Zitternd verkroch ich mich ins Bett und zog die Decke bis zum Hals empor. Wer so brüllte, konnte nicht ungefährlich sein, sagte mir der gesunde Menschenverstand. Vor lauter Schreck hatte ich versäumt, das Messer in den Türbalken zu rammen, sondern hielt es fest umklammert.

Es verging etwa eine halbe Stunde, während der sich mein Herzschlag langsam wieder beruhigte, weil kein weiterer Ton zu hören war. Um so schlimmer traf mich der Schreck, als es an die Tür polterte. Kam er jetzt … mich zu holen?

 

„Ist da jemand?“, erklang eine menschliche Stimme, und vor Freude kamen mir die Tränen. Schon beim zweiten polternden Klopfen war ich an der Tür und fiel dem Eintretenden um den Hals. Mein blondgelockter Retter, dessen Gesicht ich noch gar nicht gesehen hatte, drückte mich an sich, und das Trollmesser fiel scheppernd zu Boden.

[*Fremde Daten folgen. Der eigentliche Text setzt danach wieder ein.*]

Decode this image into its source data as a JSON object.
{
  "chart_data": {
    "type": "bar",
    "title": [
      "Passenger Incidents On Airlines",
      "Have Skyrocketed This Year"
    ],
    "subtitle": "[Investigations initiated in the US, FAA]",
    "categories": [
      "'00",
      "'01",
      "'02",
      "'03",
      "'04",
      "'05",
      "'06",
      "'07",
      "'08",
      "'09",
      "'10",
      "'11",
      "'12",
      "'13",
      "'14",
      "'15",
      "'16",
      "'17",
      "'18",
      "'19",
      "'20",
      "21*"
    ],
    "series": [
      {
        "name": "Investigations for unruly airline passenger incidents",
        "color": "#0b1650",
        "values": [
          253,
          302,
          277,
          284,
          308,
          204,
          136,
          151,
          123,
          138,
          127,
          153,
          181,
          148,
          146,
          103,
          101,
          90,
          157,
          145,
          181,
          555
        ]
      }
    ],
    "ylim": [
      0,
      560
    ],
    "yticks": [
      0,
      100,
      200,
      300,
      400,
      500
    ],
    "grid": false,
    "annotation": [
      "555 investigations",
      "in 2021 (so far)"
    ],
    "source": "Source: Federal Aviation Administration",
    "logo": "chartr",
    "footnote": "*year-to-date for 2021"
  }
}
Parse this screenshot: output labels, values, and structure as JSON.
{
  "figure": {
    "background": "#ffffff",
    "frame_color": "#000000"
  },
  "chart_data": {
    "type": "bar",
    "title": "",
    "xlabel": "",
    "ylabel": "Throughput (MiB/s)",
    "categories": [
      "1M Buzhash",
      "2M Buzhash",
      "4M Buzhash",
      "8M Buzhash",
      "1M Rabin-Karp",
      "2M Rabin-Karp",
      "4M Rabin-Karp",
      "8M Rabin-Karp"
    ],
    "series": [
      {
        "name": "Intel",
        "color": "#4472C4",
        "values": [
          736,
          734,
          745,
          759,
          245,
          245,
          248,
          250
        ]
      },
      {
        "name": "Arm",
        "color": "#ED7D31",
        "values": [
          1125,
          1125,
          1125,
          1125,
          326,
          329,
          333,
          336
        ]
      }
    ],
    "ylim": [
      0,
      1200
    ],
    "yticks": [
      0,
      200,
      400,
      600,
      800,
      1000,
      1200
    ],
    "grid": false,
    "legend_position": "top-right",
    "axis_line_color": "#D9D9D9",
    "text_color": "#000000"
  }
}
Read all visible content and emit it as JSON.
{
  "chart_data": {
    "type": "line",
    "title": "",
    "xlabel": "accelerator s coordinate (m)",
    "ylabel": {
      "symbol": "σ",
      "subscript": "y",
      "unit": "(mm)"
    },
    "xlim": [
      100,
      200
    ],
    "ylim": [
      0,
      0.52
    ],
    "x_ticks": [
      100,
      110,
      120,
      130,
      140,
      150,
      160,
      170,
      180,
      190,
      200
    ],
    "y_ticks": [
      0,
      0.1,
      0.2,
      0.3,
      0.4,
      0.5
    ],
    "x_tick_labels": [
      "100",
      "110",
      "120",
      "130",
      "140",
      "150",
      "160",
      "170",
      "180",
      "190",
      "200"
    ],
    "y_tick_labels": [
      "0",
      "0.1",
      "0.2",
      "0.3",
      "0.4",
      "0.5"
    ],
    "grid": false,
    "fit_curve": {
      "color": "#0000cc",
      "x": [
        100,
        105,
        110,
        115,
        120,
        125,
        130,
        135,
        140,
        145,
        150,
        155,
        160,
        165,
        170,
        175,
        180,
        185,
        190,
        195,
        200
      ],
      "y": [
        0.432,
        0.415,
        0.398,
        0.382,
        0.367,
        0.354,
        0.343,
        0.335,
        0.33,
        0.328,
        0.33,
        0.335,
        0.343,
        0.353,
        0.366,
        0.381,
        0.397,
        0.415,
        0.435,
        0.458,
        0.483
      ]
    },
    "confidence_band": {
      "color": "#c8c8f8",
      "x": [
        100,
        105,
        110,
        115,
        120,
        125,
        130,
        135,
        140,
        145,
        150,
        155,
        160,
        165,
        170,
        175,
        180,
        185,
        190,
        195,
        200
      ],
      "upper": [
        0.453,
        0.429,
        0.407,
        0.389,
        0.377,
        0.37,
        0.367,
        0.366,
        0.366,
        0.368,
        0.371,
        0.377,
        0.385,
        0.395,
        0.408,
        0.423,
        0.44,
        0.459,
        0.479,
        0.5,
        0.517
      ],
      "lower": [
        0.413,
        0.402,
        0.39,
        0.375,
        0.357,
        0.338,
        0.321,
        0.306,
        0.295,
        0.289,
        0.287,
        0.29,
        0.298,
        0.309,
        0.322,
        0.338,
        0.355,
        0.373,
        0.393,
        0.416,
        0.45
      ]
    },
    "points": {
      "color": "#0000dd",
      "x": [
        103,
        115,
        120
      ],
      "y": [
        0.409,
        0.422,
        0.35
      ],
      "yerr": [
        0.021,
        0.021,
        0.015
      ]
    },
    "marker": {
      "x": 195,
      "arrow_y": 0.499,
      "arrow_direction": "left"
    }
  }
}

„Danke, ich bin fast gestorben vor Angst. Da draußen treibt ein Troll sein Unwesen.“

„Keine Panik, jetzt bin ich ja da, mein Kind.“

Ich war sicher, diese Stimme noch nie gehört zu haben, und als ich endlich wagte, das Gesicht des Ankömmlings zu betrachten, stand ein Fremder vor mir, herrlich männlich, ein Held. Wo kam er her? Und was tat er hier oben im Sommer? Egal, meine Dankbarkeit kannte keine Grenzen.

„Da kannst du ja von Glück sagen, dass ich gerade hier vorbeigekommen bin“, bestätigte der gut aussehende Mann meine eigene Einschätzung. „Wie steht’s mit einem Dankeschön, meine Liebe.“

Natürlich wusste ich, was sich gehört, kniete mich vor der Lichtgestalt auf den Boden und stimmte das traditionelle samische Danklied an.

„So hab ich das nicht gemeint“, unterbrach er mich. „Ich dachte da an etwas Handfesteres.“

Ich hatte keine Ahnung, was er meinte und schaute ihn fragend an.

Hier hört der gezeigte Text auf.